By the close of 1945, official approval was communicated for the disbandment of PW Control Centres in Queensland. With the declaration of surrender by the Japanese in August 1945, World War II had ended and plans to repatriate all Prisoners of War in Australia were underway.  As part of the repatriation process, Italian prisoners of war in PWCC and PW Hostel in Queensland were transferred south via Gaythorne.  While the majority of Italians were not repatriated to Italy until the end of 1946 and the beginning of 1947, disbandment of the centres and hostel was actioned.

Official orders  were:

To be disbanded by end December 1945: Q4 Gayndah, Q8 Kingaroy and Q9 Monto Q6 Hostel Home Hill (already disbanded 8 November 1945).

To be disbanded 1 January 1946:   Q2 Nambour, Q3 Kingaroy and Q7 Kenilworth.

To be disbanded 1 February 1946: Q1 Stanthorpe and Q10 Boonah.

(National Archives of Australia NAA:BP129/1, NCCR 174/5/557, 1945)

Farmers, in particular fruit growers with a summer harvest, were concerned about the pending shortage of labour. The newspaper article Farms Hit By P.O.W Transfer highlights this issue:

 FARMS HIT BY P.O.W. TRANSFER (12 November 1945)

Withdrawal of Italian P.O.W. farm labourers will leave Stanthorpe fruit-growers with an acute shortage of pickers for the coming harvest.

Their withdrawal will synchronise with the disbandment of the Women’s Land Army, which will cease operations on December 31. By then the district’s apple, pear, grape, peach, and plum harvest will be in full swing.

About 200 Italian p.o.w.’s have been working in the Stanthorpe district.

Growers, the local manpower authority, and the War Agricultural Committee directorate are now working on plans for a female labour force to work as pickers. All members will be volunteers.

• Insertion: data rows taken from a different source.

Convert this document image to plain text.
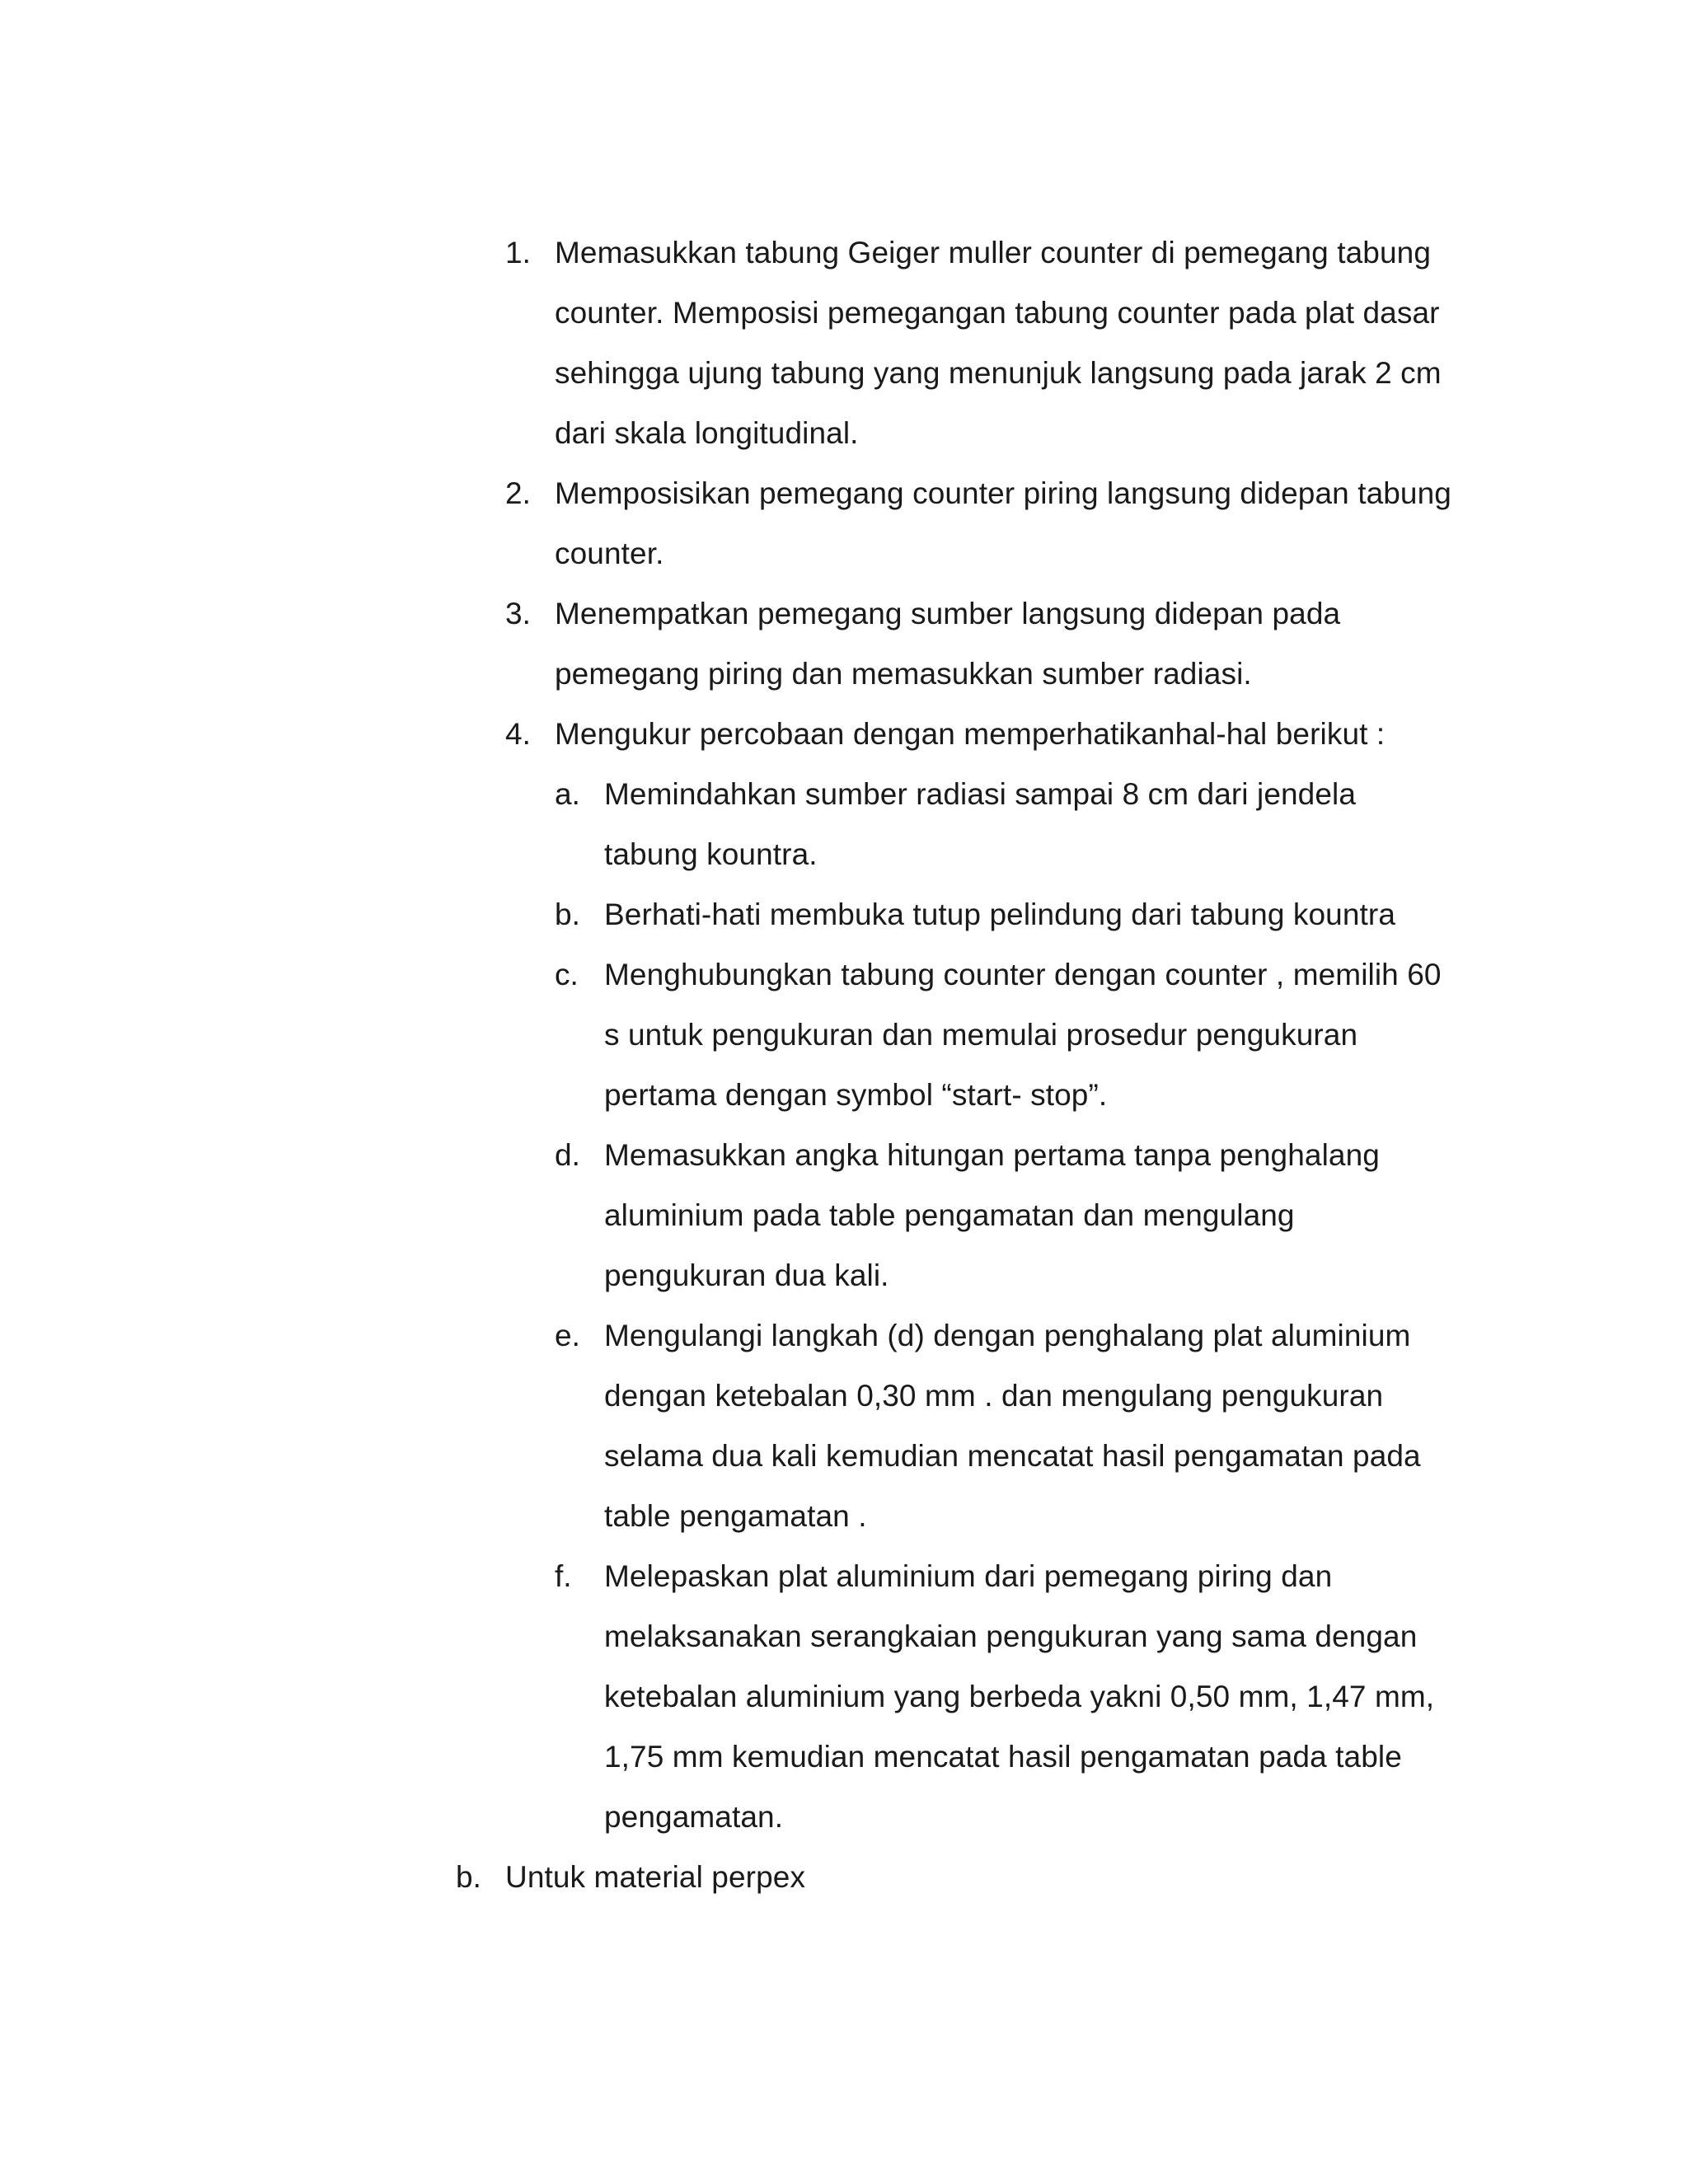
1. Memasukkan tabung Geiger muller counter di pemegang tabung
counter. Memposisi pemegangan tabung counter pada plat dasar
sehingga ujung tabung yang menunjuk langsung pada jarak 2 cm
dari skala longitudinal.
2. Memposisikan pemegang counter piring langsung didepan tabung
counter.
3. Menempatkan pemegang sumber langsung didepan pada
pemegang piring dan memasukkan sumber radiasi.
4. Mengukur percobaan dengan memperhatikanhal-hal berikut :
a. Memindahkan sumber radiasi sampai 8 cm dari jendela
tabung kountra.
b. Berhati-hati membuka tutup pelindung dari tabung kountra
c. Menghubungkan tabung counter dengan counter , memilih 60
s untuk pengukuran dan memulai prosedur pengukuran
pertama dengan symbol “start- stop”.
d. Memasukkan angka hitungan pertama tanpa penghalang
aluminium pada table pengamatan dan mengulang
pengukuran dua kali.
e. Mengulangi langkah (d) dengan penghalang plat aluminium
dengan ketebalan 0,30 mm . dan mengulang pengukuran
selama dua kali kemudian mencatat hasil pengamatan pada
table pengamatan .
f. Melepaskan plat aluminium dari pemegang piring dan
melaksanakan serangkaian pengukuran yang sama dengan
ketebalan aluminium yang berbeda yakni 0,50 mm, 1,47 mm,
1,75 mm kemudian mencatat hasil pengamatan pada table
pengamatan.
b. Untuk material perpex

In addition to Stanthorpe, Italians have been employed at Boonah, Kingaroy, Murgon, Lowood and Gympie. They were not sent north of Gympie for security reasons.

Their repatriation is expected to begin early next year. Farmers have found them, generally, to be willing workers and well behaved. A number of the Italians have made tentative inquiries on the possibility of returning as migrants.  (Courier-Mail (Brisbane, Qld.: 1933 – 1954), 1945)

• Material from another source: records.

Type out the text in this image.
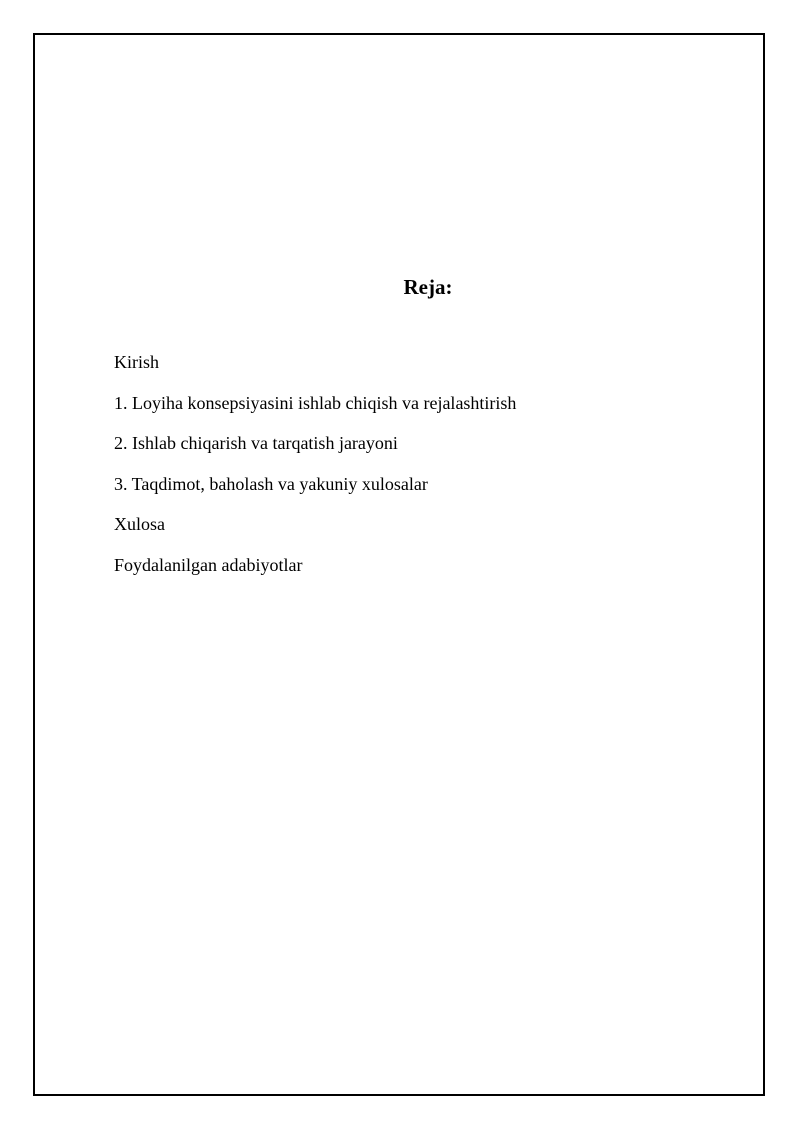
Reja:
Kirish
1. Loyiha konsepsiyasini ishlab chiqish va rejalashtirish
2. Ishlab chiqarish va tarqatish jarayoni
3. Taqdimot, baholash va yakuniy xulosalar
Xulosa
Foydalanilgan adabiyotlar
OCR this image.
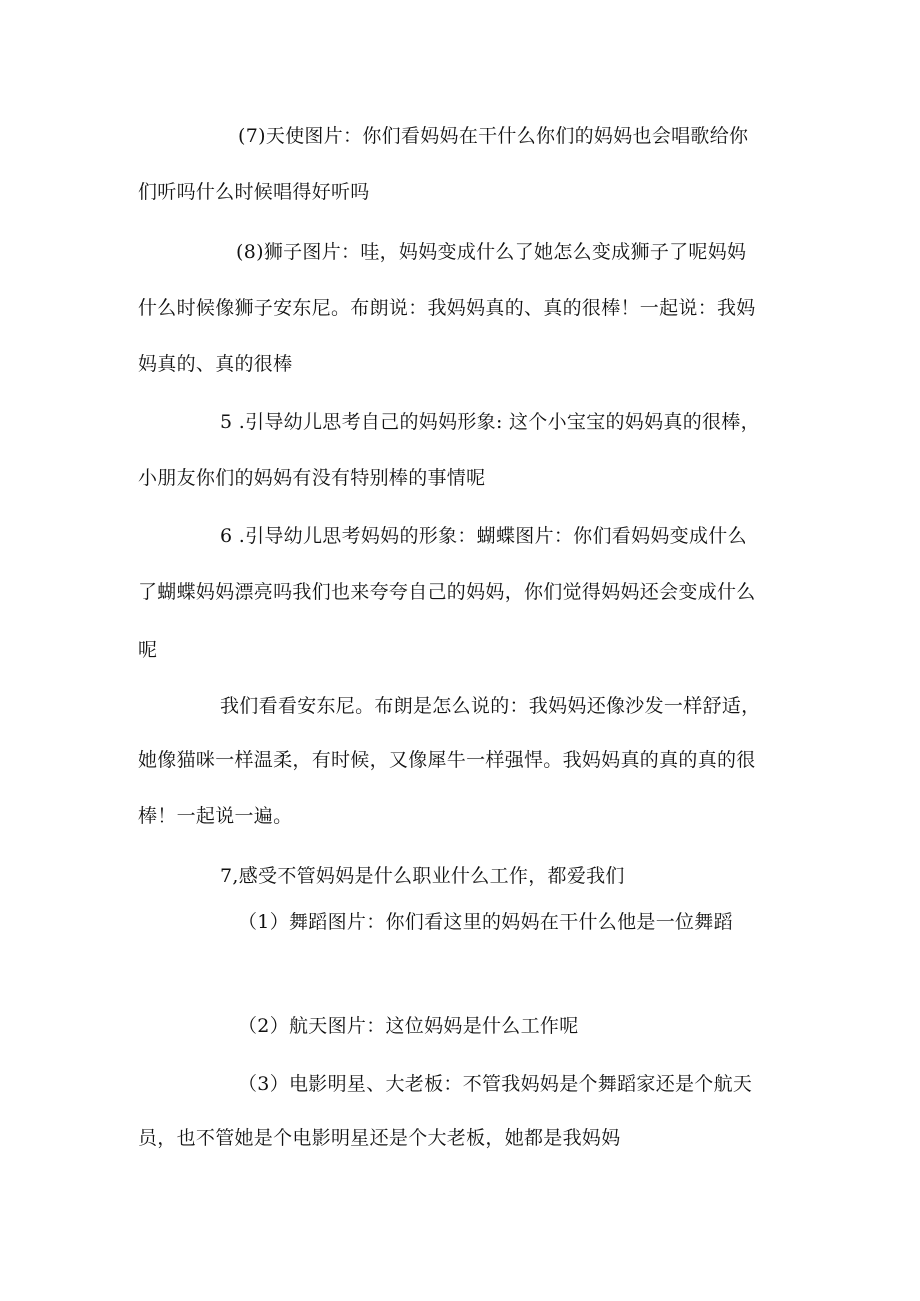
(7)天使图片：你们看妈妈在干什么你们的妈妈也会唱歌给你
们听吗什么时候唱得好听吗
(8)狮子图片：哇，妈妈变成什么了她怎么变成狮子了呢妈妈
什么时候像狮子安东尼。布朗说：我妈妈真的、真的很棒！一起说：我妈
妈真的、真的很棒
5 .引导幼儿思考自己的妈妈形象: 这个小宝宝的妈妈真的很棒，
小朋友你们的妈妈有没有特别棒的事情呢
6 .引导幼儿思考妈妈的形象：蝴蝶图片：你们看妈妈变成什么
了蝴蝶妈妈漂亮吗我们也来夸夸自己的妈妈，你们觉得妈妈还会变成什么
呢
我们看看安东尼。布朗是怎么说的：我妈妈还像沙发一样舒适，
她像猫咪一样温柔，有时候，又像犀牛一样强悍。我妈妈真的真的真的很
棒！一起说一遍。
7,感受不管妈妈是什么职业什么工作，都爱我们
（1）舞蹈图片：你们看这里的妈妈在干什么他是一位舞蹈
（2）航天图片：这位妈妈是什么工作呢
（3）电影明星、大老板：不管我妈妈是个舞蹈家还是个航天
员，也不管她是个电影明星还是个大老板，她都是我妈妈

 Closure of Q1 Stanthorpe and Q10 Boonah would remove up to 300 potential workers from the harvest and strategically this might have been the reason for these two centres to remain in operation until February 1946.

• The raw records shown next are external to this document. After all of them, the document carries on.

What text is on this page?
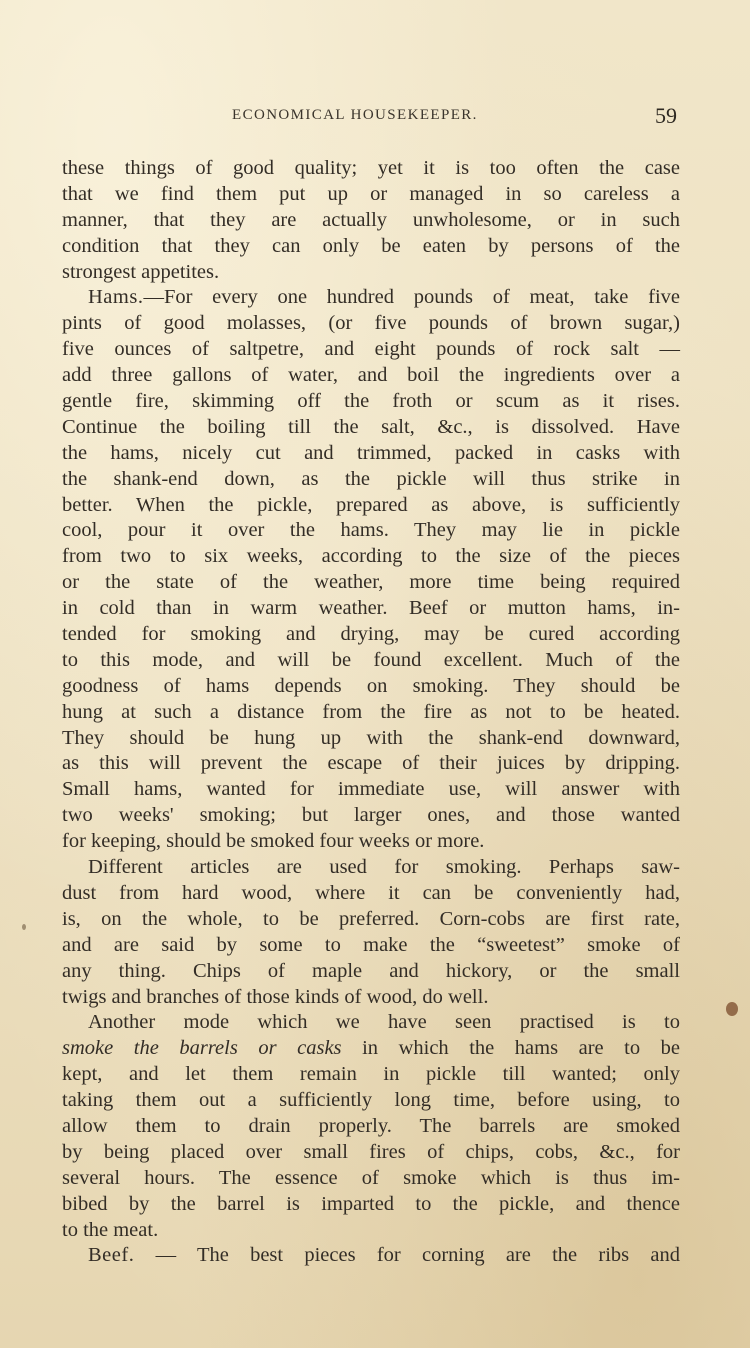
ECONOMICAL HOUSEKEEPER.	59
these things of good quality; yet it is too often the case
that we find them put up or managed in so careless a
manner, that they are actually unwholesome, or in such
condition that they can only be eaten by persons of the
strongest appetites.
Hams.—For every one hundred pounds of meat, take five
pints of good molasses, (or five pounds of brown sugar,)
five ounces of saltpetre, and eight pounds of rock salt —
add three gallons of water, and boil the ingredients over a
gentle fire, skimming off the froth or scum as it rises.
Continue the boiling till the salt, &c., is dissolved. Have
the hams, nicely cut and trimmed, packed in casks with
the shank-end down, as the pickle will thus strike in
better. When the pickle, prepared as above, is sufficiently
cool, pour it over the hams. They may lie in pickle
from two to six weeks, according to the size of the pieces
or the state of the weather, more time being required
in cold than in warm weather. Beef or mutton hams, in-
tended for smoking and drying, may be cured according
to this mode, and will be found excellent. Much of the
goodness of hams depends on smoking. They should be
hung at such a distance from the fire as not to be heated.
They should be hung up with the shank-end downward,
as this will prevent the escape of their juices by dripping.
Small hams, wanted for immediate use, will answer with
two weeks' smoking; but larger ones, and those wanted
for keeping, should be smoked four weeks or more.
Different articles are used for smoking. Perhaps saw-
dust from hard wood, where it can be conveniently had,
is, on the whole, to be preferred. Corn-cobs are first rate,
and are said by some to make the “sweetest” smoke of
any thing. Chips of maple and hickory, or the small
twigs and branches of those kinds of wood, do well.
Another mode which we have seen practised is to
smoke the barrels or casks in which the hams are to be
kept, and let them remain in pickle till wanted; only
taking them out a sufficiently long time, before using, to
allow them to drain properly. The barrels are smoked
by being placed over small fires of chips, cobs, &c., for
several hours. The essence of smoke which is thus im-
bibed by the barrel is imparted to the pickle, and thence
to the meat.
Beef. — The best pieces for corning are the ribs and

The disbandment process put a strain on the resources of Gaythorne Prisoner of War and Internment Camp. As parent camp, it was inundated with Italian Prisoners of War from around Queensland.  With a capacity for 1800, Gaythorne became a staging camp for up to 1500 Italians from the nine Queensland centres.  The first group of approximately 250 came from Q6 Home Hill 8 November 1945 and the last Italians left 25 March 1946. Some POWs spent two months in transit at Gaythorne.

 Movements for each centre required the assembling of up to 250 Italian Prisoners of War from the centres and holding them under guard until onward transport by trains were arranged. Local showgrounds were used as temporary camps for Q7 Kenilworth’s and Q10 Boonah’s Italians.  Q1 Stanthorpe’s POWs were set up in a grain shed at Applethorpe adjacent to the railway line.  Q6 Home Hill POWs were transferred directly from the Hostel to the train station in Home Hill. Movement of large groups of POWs came with security issues as was evident by the escape of one POW from Q1 Stanthorpe. This was the only escape ‘in transit’ in Queensland.